The Old Resistance
Published on October 21st, 2011 | by Nathan Rogers-Hancock0
“Le Havre” opens October 21 at IFC Center.
Running Time: 93 Minutes. Unrated.
Language: French with English subtitles.
Marcel Marx, played by the great Andre Wilms, who looked like a young man in his first collaborations with Aki Kaurismäki and looks like an old man now, plays a man who was once a writer and now shines shoes for a living. He lives with his beautiful dog Laika and his wife Arletty, who is played by Kati Outinen, the extraordinary actress whose face is as central to Kaurismäki’s cinema as Liv Ullmann was to Bergman or Dietrich to Sternberg. When he gets home she puts his meager earnings in a tiny metal cash box; she shines his shoes while he sleeps. The plot of “Le Havre” the movie, the shape of the action, is constructed in such broad gestures that to do more than summarize it would be to do the film a grave injustice; if this were a manuscript the handwriting would carry nearly as much weight as the the words themselves. Arletty falls ill, Marcel takes in a young African refugee named Idrissa, (played, excellently, by the young Blondin Miguel, the only performer in this film who carries on his shoulders the future of film and not the past) and then Marcel calls on the goodness of his neighbors to shield the young man from the attentions of the black clad French policemen.

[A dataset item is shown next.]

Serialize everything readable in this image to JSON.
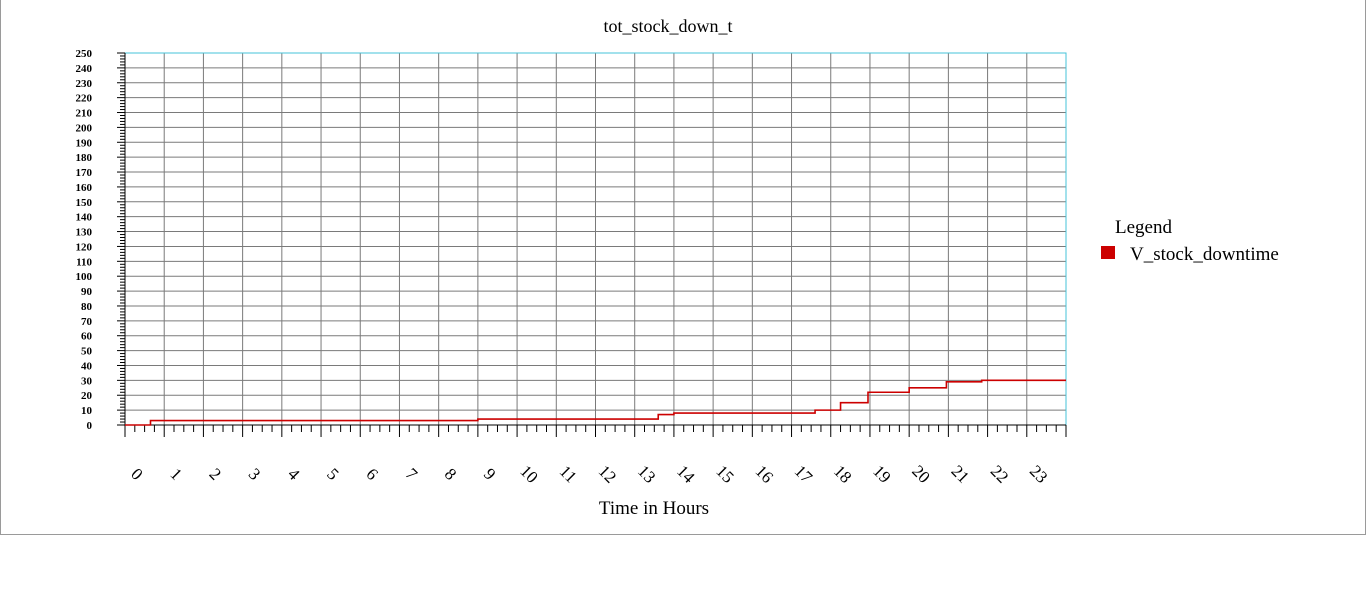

In all of this, it is the gesture that counts, the perfect moment, plot in action boiled down to the smallest possible amount of shots. Kaurismäki has defined his own visual style – as much as any living filmmaker, the way he shoots a scene can be considered unmistakeably his – but it is more than that, a matter of rhythm, a effortless rhythm, like a barroom pianist who holds the tempo with his left hand while smoking a cigarette in his right, pretending that the gesture is the easiest in the world.
Kaurismäki made his name in the ‘80s, the time when Finand was dragged into an endless depression by the collapse of its neighbors in the Soviet Union; no filmmaker after Fassbinder has ever focused with such concentration on what it is like to live on subsistence wages in a dying country. Is it any surprise that he has made his most energized film in over a decade during this horror film descent into worldwide collapse? The question of immigration may be at the heart of Europe’s future, and Kaurismäki goes there, quietly, with a film that is either an homage to the poetic realism of Marcel Carné or a comedy in the tradition of Tati and Ioselliani (that is, a comedy about the intersection of grace and the horror of the world that will come), a film that has the courage to stress the reverberations of current EU leadership with the Occupation, and the even greater courage confront that with an optimism carries all the more charge by the light of its impossibility. There is a miracle at the end that is as affecting as anything in Dreyer, and there is a dog that is as charming as any dog you will see in a film this year. Grace is a nearly forgotten concept, and modesty a rare virtue; to encounter both in the year of our lord two thousand and eleven is a joy, or more than a joy, depending on how much weight you might put on films and the year of our lord two thousand and eleven, as such.